If "Huh?" is trying to escape your lips, don't fight it. Meanwhile, let's pause for a few facts, easily accessible thanks to that techno-geezer, Alexander Graham Bell:
Hadassah Lieberman is not and has never been a lobbyist. She did work for some pharmaceutical companies -- Hoffman-La Roche in New York in the 1970s before she married Lieberman, and Pfizer, also in New York, from 1982 to 1985. Later, from 1993 to 1997, she worked for Apco, a global public relations firm that represents corporations, including several drug companies.
More facts: Mrs. Lieberman is not paid in her role as global ambassador for Komen, though she does get a check for consulting work she performs under a separate agreement. According to Komen spokeswoman Pamela Stevens, Komen has never funneled money to pharmaceutical companies. Susan G. Komen grants totaling $450 million have gone to research institutions in the United States and abroad. A separate $900 million has gone to programs in communities worldwide for education, screening and treatment. An additional $50 million will go to research in the coming year.
So, why again should Hadassah Lieberman be fired?
Because Jane Hamsher says so.
Hamsher, who is a cancer survivor, as are other members of her family, apparently has taken her personal suffering and made it personal with Hadassah Lieberman. On her blog, Firedoglake, she launched a campaign for readers to pressure the Komen organization to oust Lieberman. She is also urging Komen-friendly celebrities such as Christie Brinkley and Ellen DeGeneres to do the same.
Whether one agrees with Sen. Lieberman's opposition to certain elements of the Senate health-care bill is a matter of legitimate debate. Democrats are understandably furious with the Senator Formerly Known as a Democrat, now an independent and sometimes a Republican sympathizer. Thanks largely to Lieberman, progressives have had to watch as their single-payer dream became a public option and, now, something closer to a nightmare.
But again, what has any of this to do with his wife's work for a nonprofit organization that has raised breast cancer awareness and saved countless lives around the world? There is no conflict of interest unless you think that a wife should stay home and be her husband's silent partner.

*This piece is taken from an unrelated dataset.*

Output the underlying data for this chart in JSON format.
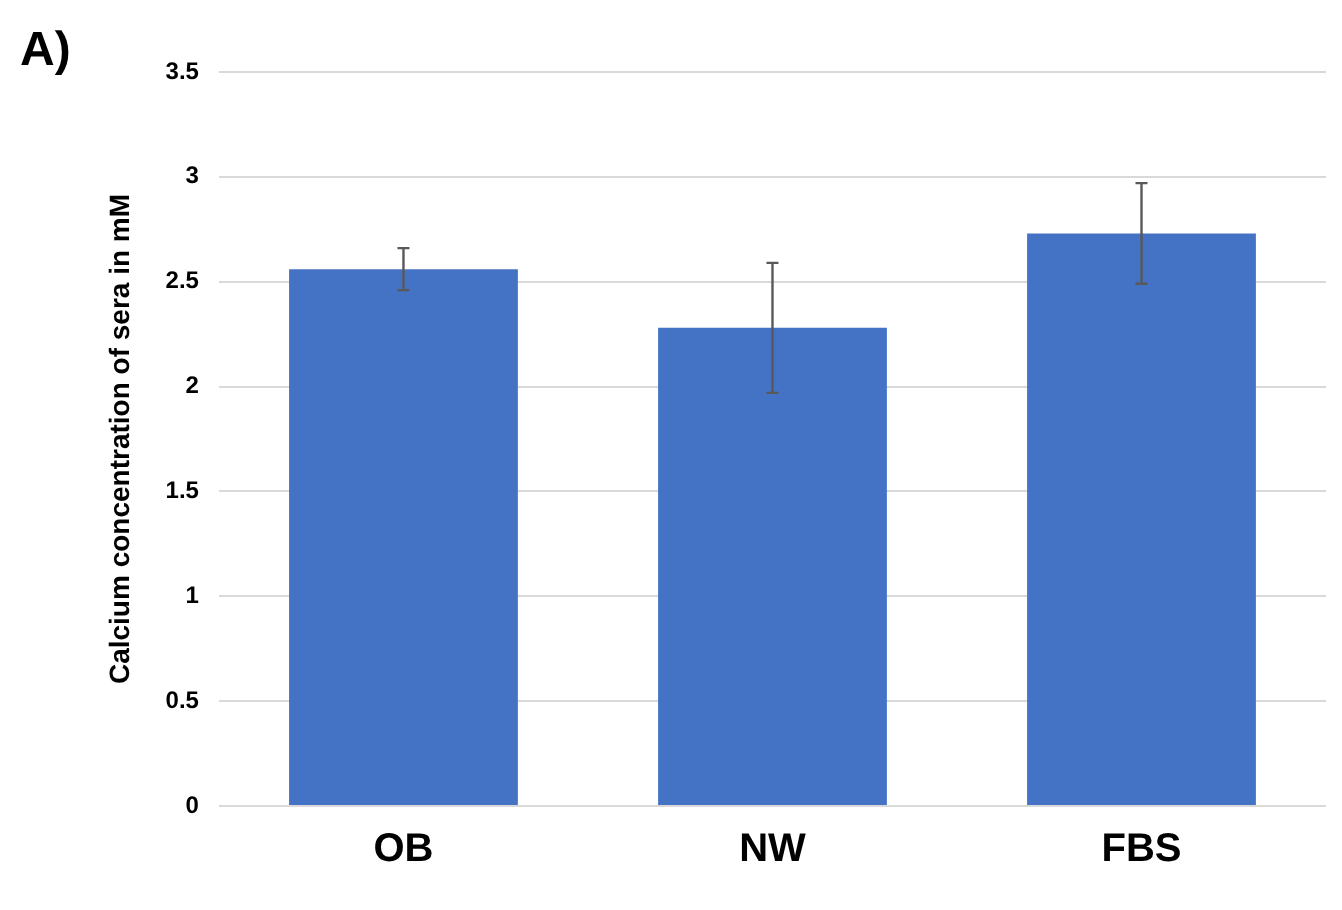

In that light, the attack on Hadassah Lieberman has been fantastically anti-feminist. In what American century is a wife's job in jeopardy because of her husband's politics?
"It's been surprising to me as an old feminist to watch this kind of cheap attack," Mrs. Lieberman told me. "The reality of many women is that many of us have careers and ideas and thoughts that preceded our marriages."
Hamsher's campaign thus far has had little effect except to cause alarm among those concerned with truth's slow pace in the race against falsehood. A few e-mails from blog readers have trickled in to the Komen organization, but there's been no word from celebrities, says Stevens.
Ultimately, this may prove much ado about nada. But there is a larger issue embedded herein concerning the damaging effects of viral warfare on individual reputations, not to mention democracy.
Hadassah Lieberman is but the most recent victim of new media that owe no allegiance to facts or to the goal of an informed citizenry. In such an environment, anyone's reputation is subject to the whim of any other person armed with an agenda and a random selection of disputable facts, and unencumbered by standards.
Or, as in this case, anyone unconstrained by the modern notion that women are free to think and act independently of their husbands.